I was so freaking crunchy that I literally crumbled. It was only when I took control of those paranoid thoughts and fears about the world around me and became an objective critical thinker that I got well. It was when I stopped taking sugar pills for everything and started seeing medical professionals that I began to thrive physically and mentally.
If you think your child’s immune system is strong enough to fight off vaccine-preventable diseases, then it’s strong enough to fight off the tiny amounts of dead or weakened pathogens present in any of the vaccines.
But not everyone around you is that strong, not everyone has a choice, not everyone can fight those illnesses, and not everyone can be vaccinated. If you have a healthy child, then your healthy child can cope with vaccines and can care about those unhealthy children who can’t.

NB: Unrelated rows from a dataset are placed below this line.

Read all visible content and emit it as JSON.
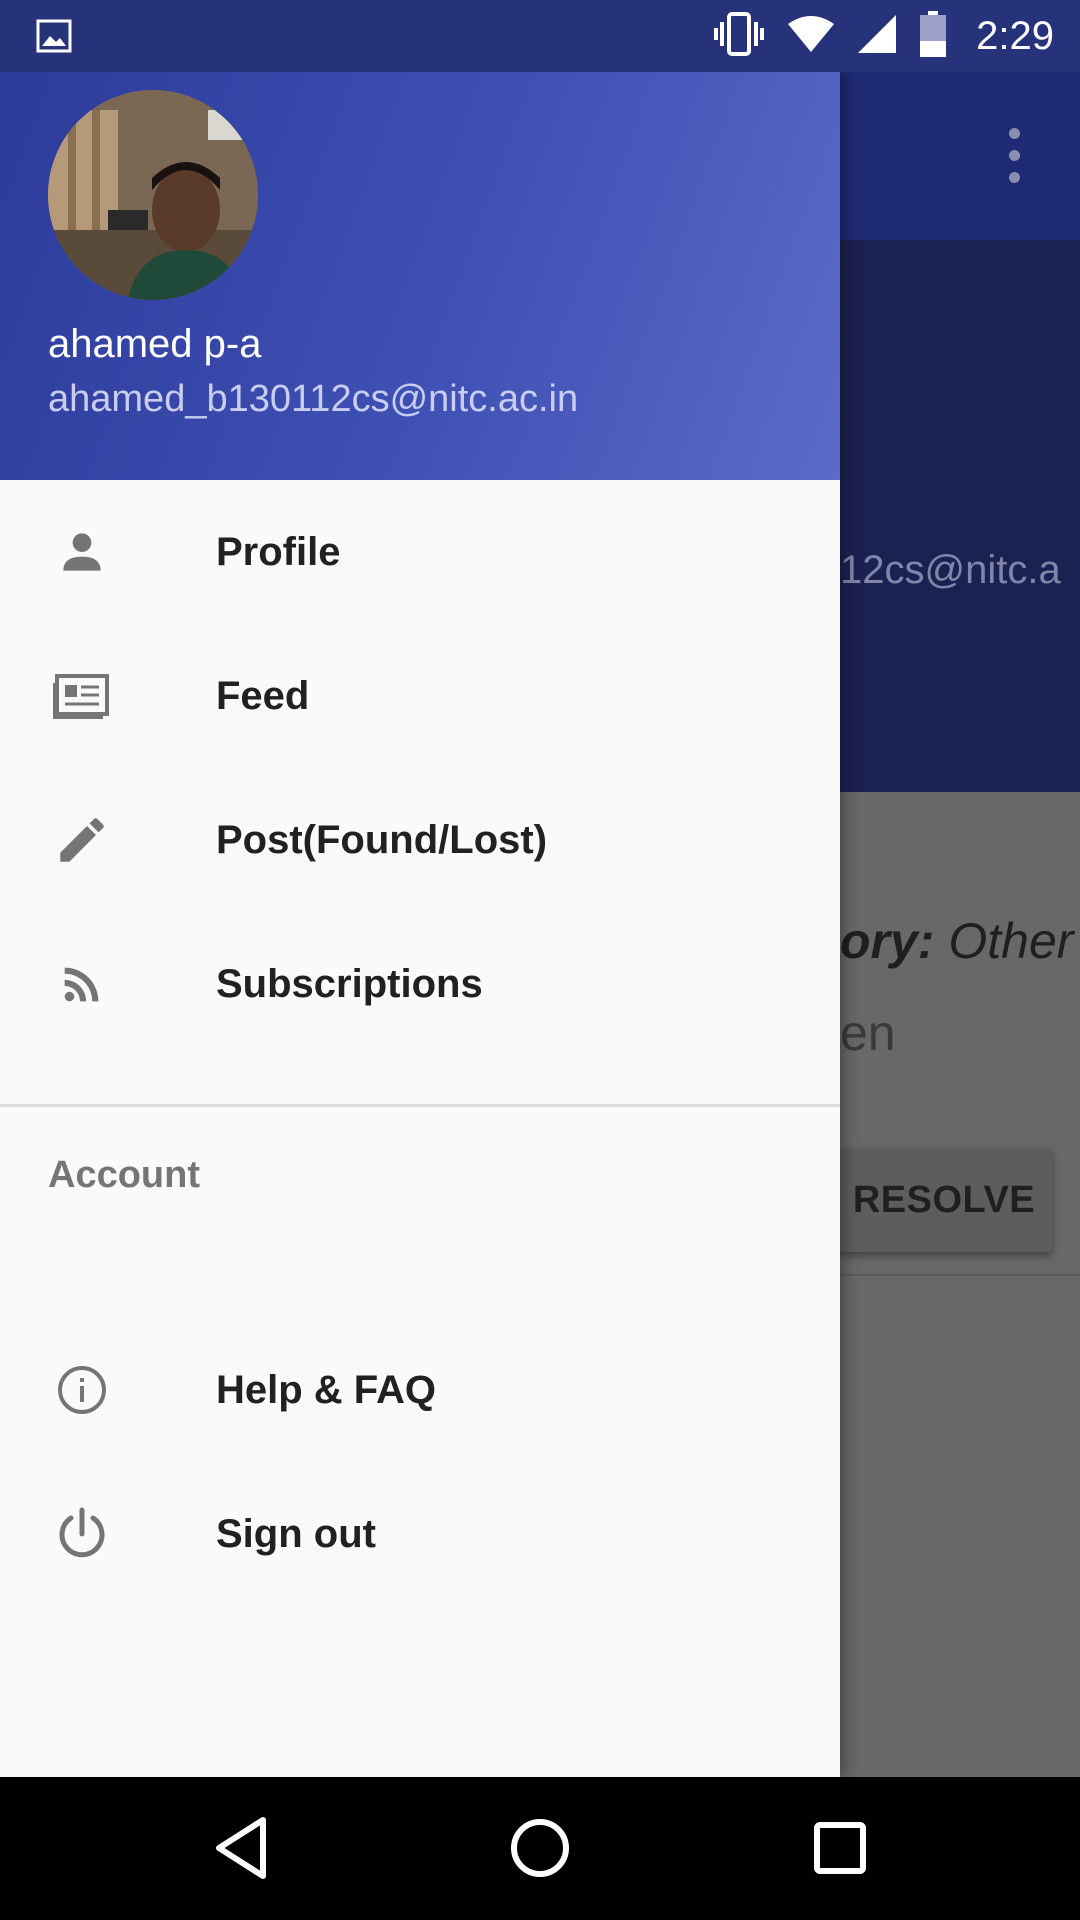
{
  "status_bar": {
    "time": "2:29",
    "icons": [
      "image-notification-icon",
      "vibrate-icon",
      "wifi-icon",
      "signal-icon",
      "battery-icon"
    ]
  },
  "background_app": {
    "email_partial": "12cs@nitc.a",
    "category_label": "ory:",
    "category_value": "Other",
    "status_partial": "en",
    "resolve_button": "RESOLVE"
  },
  "drawer": {
    "header": {
      "user_name": "ahamed p-a",
      "user_email": "ahamed_b130112cs@nitc.ac.in"
    },
    "items": [
      {
        "label": "Profile",
        "icon": "person-icon"
      },
      {
        "label": "Feed",
        "icon": "newspaper-icon"
      },
      {
        "label": "Post(Found/Lost)",
        "icon": "pencil-icon"
      },
      {
        "label": "Subscriptions",
        "icon": "rss-icon"
      }
    ],
    "account_section": {
      "title": "Account",
      "items": [
        {
          "label": "Help & FAQ",
          "icon": "info-icon"
        },
        {
          "label": "Sign out",
          "icon": "power-icon"
        }
      ]
    }
  },
  "colors": {
    "header_primary": "#3f51b5",
    "drawer_background": "#fafafa",
    "menu_text": "#212121",
    "icon_gray": "#757575"
  },
  "nav_bar": {
    "buttons": [
      "back-icon",
      "home-icon",
      "recents-icon"
    ]
  }
}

I would ask the anti-vaxxers to treat their children with compassion and a sense of responsibility for those around them. I would ask them not to teach their children to be self-serving and scared of the world in which they live and the people around them. (And teach them to love people with autism spectrum disorder or any other disability supposedly associated with vaccines – not to label them as damaged.)

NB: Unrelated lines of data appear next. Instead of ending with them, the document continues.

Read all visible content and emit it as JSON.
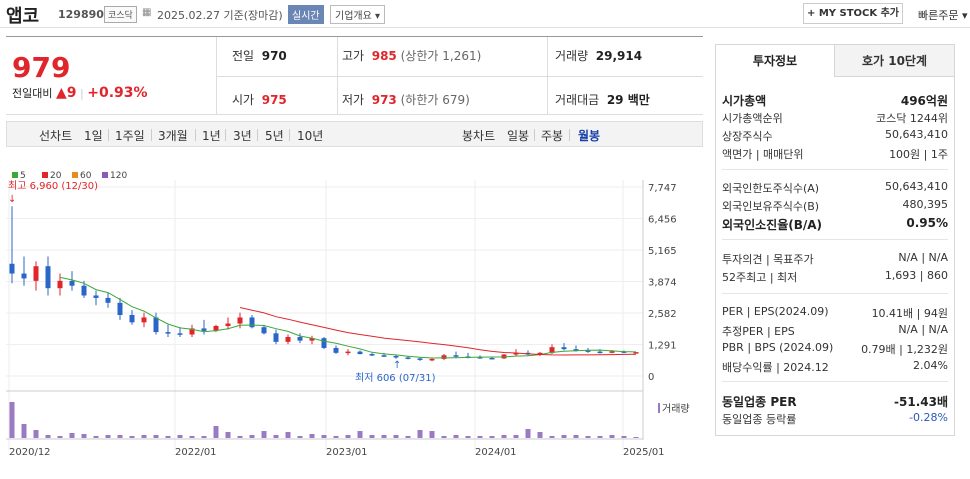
{
  "header": {
    "stock_name": "앱코",
    "stock_code": "129890",
    "market": "코스닥",
    "date_text": "2025.02.27  기준(장마감)",
    "realtime": "실시간",
    "overview": "기업개요 ▾",
    "my_stock": "+ MY STOCK 추가",
    "quick_order": "빠른주문 ▾"
  },
  "price": {
    "current": "979",
    "diff_label": "전일대비",
    "diff_arrow": "▲",
    "diff_value": "9",
    "diff_pct": "+0.93%",
    "prev_label": "전일",
    "prev": "970",
    "high_label": "고가",
    "high": "985",
    "upper_limit": "(상한가 1,261)",
    "volume_label": "거래량",
    "volume": "29,914",
    "open_label": "시가",
    "open": "975",
    "low_label": "저가",
    "low": "973",
    "lower_limit": "(하한가 679)",
    "amount_label": "거래대금",
    "amount": "29 백만"
  },
  "toolbar": {
    "line_chart": "선차트",
    "periods": [
      "1일",
      "1주일",
      "3개월",
      "1년",
      "3년",
      "5년",
      "10년"
    ],
    "candle_chart": "봉차트",
    "candles": [
      "일봉",
      "주봉",
      "월봉"
    ],
    "selected_candle": "월봉"
  },
  "chart_data": {
    "type": "candlestick",
    "legend": [
      "5",
      "20",
      "60",
      "120"
    ],
    "legend_colors": [
      "#3aa83a",
      "#e0252b",
      "#e88a1c",
      "#8a5ab8"
    ],
    "y_ticks": [
      "7,747",
      "6,456",
      "5,165",
      "3,874",
      "2,582",
      "1,291",
      "0"
    ],
    "x_ticks": [
      "2020/12",
      "2022/01",
      "2023/01",
      "2024/01",
      "2025/01"
    ],
    "high_annotation": "최고 6,960 (12/30)",
    "low_annotation": "최저 606 (07/31)",
    "volume_label": "거래량",
    "up_color": "#e0252b",
    "down_color": "#2a66c8"
  },
  "invest": {
    "tab_on": "투자정보",
    "tab_off": "호가 10단계",
    "rows": [
      {
        "k": "시가총액",
        "v": "496억원",
        "bold": true
      },
      {
        "k": "시가총액순위",
        "v": "코스닥 1244위"
      },
      {
        "k": "상장주식수",
        "v": "50,643,410"
      },
      {
        "k": "액면가 | 매매단위",
        "v": "100원 | 1주"
      },
      {
        "k": "외국인한도주식수(A)",
        "v": "50,643,410"
      },
      {
        "k": "외국인보유주식수(B)",
        "v": "480,395"
      },
      {
        "k": "외국인소진율(B/A)",
        "v": "0.95%",
        "bold": true
      },
      {
        "k": "투자의견 | 목표주가",
        "v": "N/A | N/A"
      },
      {
        "k": "52주최고 | 최저",
        "v": "1,693 | 860"
      },
      {
        "k": "PER | EPS(2024.09)",
        "v": "10.41배 | 94원"
      },
      {
        "k": "추정PER | EPS",
        "v": "N/A | N/A"
      },
      {
        "k": "PBR | BPS (2024.09)",
        "v": "0.79배 | 1,232원"
      },
      {
        "k": "배당수익률 | 2024.12",
        "v": "2.04%"
      },
      {
        "k": "동일업종 PER",
        "v": "-51.43배",
        "bold": true
      },
      {
        "k": "동일업종 등락률",
        "v": "-0.28%",
        "blue": true
      }
    ]
  }
}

Most importantly, I want the anti-vaxxers to see that knowingly exposing your child to illness is cruel. Even without complications, these diseases aren’t exactly pleasant. I don’t know about you, but I don’t enjoy watching children suffer even with a cold or a hurt knee. If you’ve never had these illnesses, you don’t know how awful they are. I do. Pain, discomfort, the inability to breathe or to eat or to swallow, fever and nightmares, itching all over your body so much that you can’t stand lying on bedsheets, losing so much weight you can’t walk properly, diarrhea that leaves you lying prostrate on the bathroom floor, the unpaid time off work for parents, the quarantine, missing school, missing parties, the worry, the sleepless nights, the sweat, the tears, the blood, the midnight visits to the emergency room, the time sitting in a doctor’s waiting room on your own because no one will sit near you because they’re rightfully scared of those spots all over your face.
Those of you who have avoided childhood illnesses without vaccines are lucky. You couldn’t do it without us pro-vaxxers. Once the vaccination rates begin dropping, the drop in herd immunity will leave your children unprotected. The more people you convert to your anti-vax stance, the quicker that luck will run out.